In IR the team brief is at 08:30 in front of angiography suite 3.
Sign in, Time Out and Sign Out are completed using the appropriate LocSSIPs forms, as in theatre areas.
In IR and CT/MRI, the anaesthetist should consider inducing anaesthesia on a tipping trolley or bed. In MRI, anaesthesia is usually induced on a trolley using standard monitoring equipment, and MRI-compatible monitors are placed once the patient is asleep.
Calling for help
Each IR angiography suite, CT/MRI room and endoscopy room has an emergency buzzer that is audible in that area’s recovery room.
Anaesthetists requiring specific anaesthetic assistance should call for the senior anaesthetic registrar (bleep or fast bleep 1220 or call 45803) or cardiac arrest (2222) as appropriate.
If an anaesthetist has any concerns about the safety of waking or extubating an anaesthetised patient in a remote area they should discuss with the 1220 registrar, theatre 12 consultant on on-call consultant about whether to bring the patient to a theatre area.
Recovery
Patients should be recovered either in the procedural room or in a dedicated recovery after emergence from anaesthesia. Interventional radiology has a dedicated 4 bed recovery unit staffed with recovery nurses. The same happens with Endoscopy that has a dedicated recovery nurse team for cases involving anaesthetic support on Thursdays only.

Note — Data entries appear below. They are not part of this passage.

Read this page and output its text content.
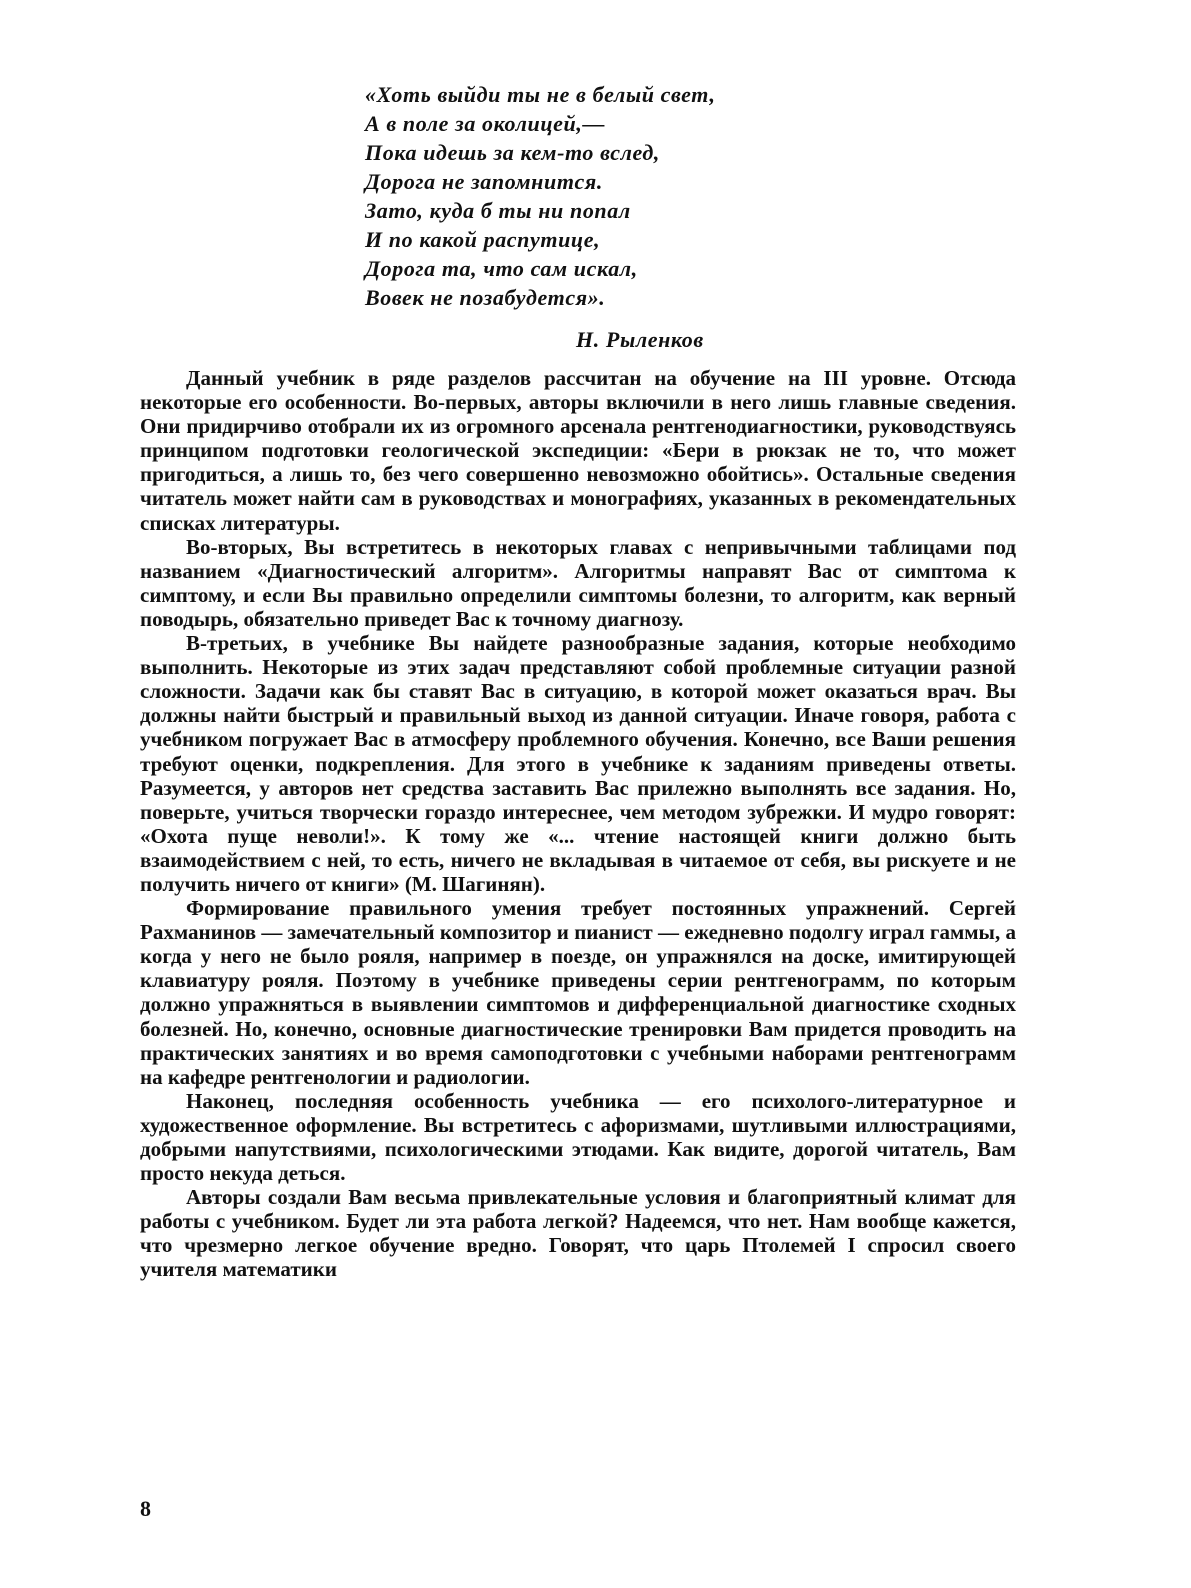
«Хоть выйди ты не в белый свет,
А в поле за околицей,—
Пока идешь за кем-то вслед,
Дорога не запомнится.
Зато, куда б ты ни попал
И по какой распутице,
Дорога та, что сам искал,
Вовек не позабудется».
Н. Рыленков

Данный учебник в ряде разделов рассчитан на обучение на III уровне. Отсюда некоторые его особенности. Во-первых, авторы включили в него лишь главные сведения. Они придирчиво отобрали их из огромного арсенала рентгенодиагностики, руководствуясь принципом подготовки геологической экспедиции: «Бери в рюкзак не то, что может пригодиться, а лишь то, без чего совершенно невозможно обойтись». Остальные сведения читатель может найти сам в руководствах и монографиях, указанных в рекомендательных списках литературы.

Во-вторых, Вы встретитесь в некоторых главах с непривычными таблицами под названием «Диагностический алгоритм». Алгоритмы направят Вас от симптома к симптому, и если Вы правильно определили симптомы болезни, то алгоритм, как верный поводырь, обязательно приведет Вас к точному диагнозу.

В-третьих, в учебнике Вы найдете разнообразные задания, которые необходимо выполнить. Некоторые из этих задач представляют собой проблемные ситуации разной сложности. Задачи как бы ставят Вас в ситуацию, в которой может оказаться врач. Вы должны найти быстрый и правильный выход из данной ситуации. Иначе говоря, работа с учебником погружает Вас в атмосферу проблемного обучения. Конечно, все Ваши решения требуют оценки, подкрепления. Для этого в учебнике к заданиям приведены ответы. Разумеется, у авторов нет средства заставить Вас прилежно выполнять все задания. Но, поверьте, учиться творчески гораздо интереснее, чем методом зубрежки. И мудро говорят: «Охота пуще неволи!». К тому же «... чтение настоящей книги должно быть взаимодействием с ней, то есть, ничего не вкладывая в читаемое от себя, вы рискуете и не получить ничего от книги» (М. Шагинян).

Формирование правильного умения требует постоянных упражнений. Сергей Рахманинов — замечательный композитор и пианист — ежедневно подолгу играл гаммы, а когда у него не было рояля, например в поезде, он упражнялся на доске, имитирующей клавиатуру рояля. Поэтому в учебнике приведены серии рентгенограмм, по которым должно упражняться в выявлении симптомов и дифференциальной диагностике сходных болезней. Но, конечно, основные диагностические тренировки Вам придется проводить на практических занятиях и во время самоподготовки с учебными наборами рентгенограмм на кафедре рентгенологии и радиологии.

Наконец, последняя особенность учебника — его психолого-литературное и художественное оформление. Вы встретитесь с афоризмами, шутливыми иллюстрациями, добрыми напутствиями, психологическими этюдами. Как видите, дорогой читатель, Вам просто некуда деться.

Авторы создали Вам весьма привлекательные условия и благоприятный климат для работы с учебником. Будет ли эта работа легкой? Надеемся, что нет. Нам вообще кажется, что чрезмерно легкое обучение вредно. Говорят, что царь Птолемей I спросил своего учителя математики

8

Overnight, it is common for patients who have been treated with mechanical thrombectomy to be recovered by the anaesthetist and anaesthetic assistant, and then transferred to the stroke ward once recovery is adequate.
Any request for transfer to main recovery needs to be requested and discussed in advance.
Out of hours patients may need to be brought to 4th floor recovery if they require a recovery area.
Any transfers from non-theatre areas must be done with full monitoring in accordance with Association of Anaesthetists’ standards.